President Bush says the early transfer of power in Iraq marks a proud day for the Iraqi people, and a day of great hope.

The president says 15 months after the liberation of Iraq and a few days ahead of schedule, the world has witnessed the arrival of a free and sovereign Iraqi government. "After decades of brutal rule by a terror regime, the Iraqi people have their country back," he said.

But Mr. Bush admits difficult times lie ahead for Iraq's new leaders. "These are strong people. They are gutsy. They are courageous. And as we say in Texas, they are stand-up guys. They will lead their people to a better day. And it is going to be very hard for them and very trying," he said.

The president said insurgents wanted to block the transfer of power and will keep up their attacks on the new government. He said Iraq can count on the friendship and support of the United States. "Our military will stay only as long as the stability of Iraq requires and only as long as their presence is needed and requested by the Iraqi government," he said.

President Bush spoke after talks with British Prime Minister Tony Blair, his strongest ally on Iraq. Mr. Blair pointed to the sacrifices made by coalition troops, Iraqi civilians, and the new Iraqi security force. He said hundreds made the ultimate sacrifice. "But they've all given their lives in the cause of trying to provide a different and better future for the people of Iraq," he said.

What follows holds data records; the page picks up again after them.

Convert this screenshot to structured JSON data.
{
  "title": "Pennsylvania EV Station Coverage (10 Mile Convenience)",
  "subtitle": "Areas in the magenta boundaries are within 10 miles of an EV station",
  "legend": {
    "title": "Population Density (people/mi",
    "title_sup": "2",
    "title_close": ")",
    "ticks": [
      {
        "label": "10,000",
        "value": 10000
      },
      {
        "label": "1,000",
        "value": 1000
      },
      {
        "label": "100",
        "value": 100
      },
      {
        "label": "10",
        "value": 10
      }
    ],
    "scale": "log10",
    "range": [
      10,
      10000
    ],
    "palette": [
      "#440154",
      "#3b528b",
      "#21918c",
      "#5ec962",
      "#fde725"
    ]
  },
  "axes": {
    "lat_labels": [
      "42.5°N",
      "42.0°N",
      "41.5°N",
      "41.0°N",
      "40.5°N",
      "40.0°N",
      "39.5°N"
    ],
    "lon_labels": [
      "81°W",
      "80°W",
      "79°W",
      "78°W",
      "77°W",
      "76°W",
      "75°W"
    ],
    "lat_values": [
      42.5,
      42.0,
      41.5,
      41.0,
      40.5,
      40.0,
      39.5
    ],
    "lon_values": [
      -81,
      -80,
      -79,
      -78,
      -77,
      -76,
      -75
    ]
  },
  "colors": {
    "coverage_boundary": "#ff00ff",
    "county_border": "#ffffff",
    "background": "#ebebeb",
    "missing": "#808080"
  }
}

Speaking to reporters after their one-on-one meeting in Istanbul, the two men stressed Iraq remains in the forefront of the war on terrorism. President Bush pointed to the presence of Abu Musab al-Zarqawi, a Jordanian militant who has been linked to a number of kidnappings, beheadings and bombings in the weeks leading up to the transfer of power. He said Iraq's interim prime minister should do what it takes to confront the threat. "Prime Minister Allawi, as the head of a sovereign government, may decide he is going to have to take tough measures to deal with a brutal, cold-blooded killer," he said. "And our job is to help the Iraqis [establish] forces that are able to deal with those thugs."

The transfer of power in Iraq took place while President Bush was attending a public session of the NATO summit. U.S. Defense Secretary Donald Rumsfeld passed him a note from White House National Security Advisor Condoleezza Rice. It said Iraq is sovereign. The president was seen scribbling a few words on the bottom. They were let freedom reign.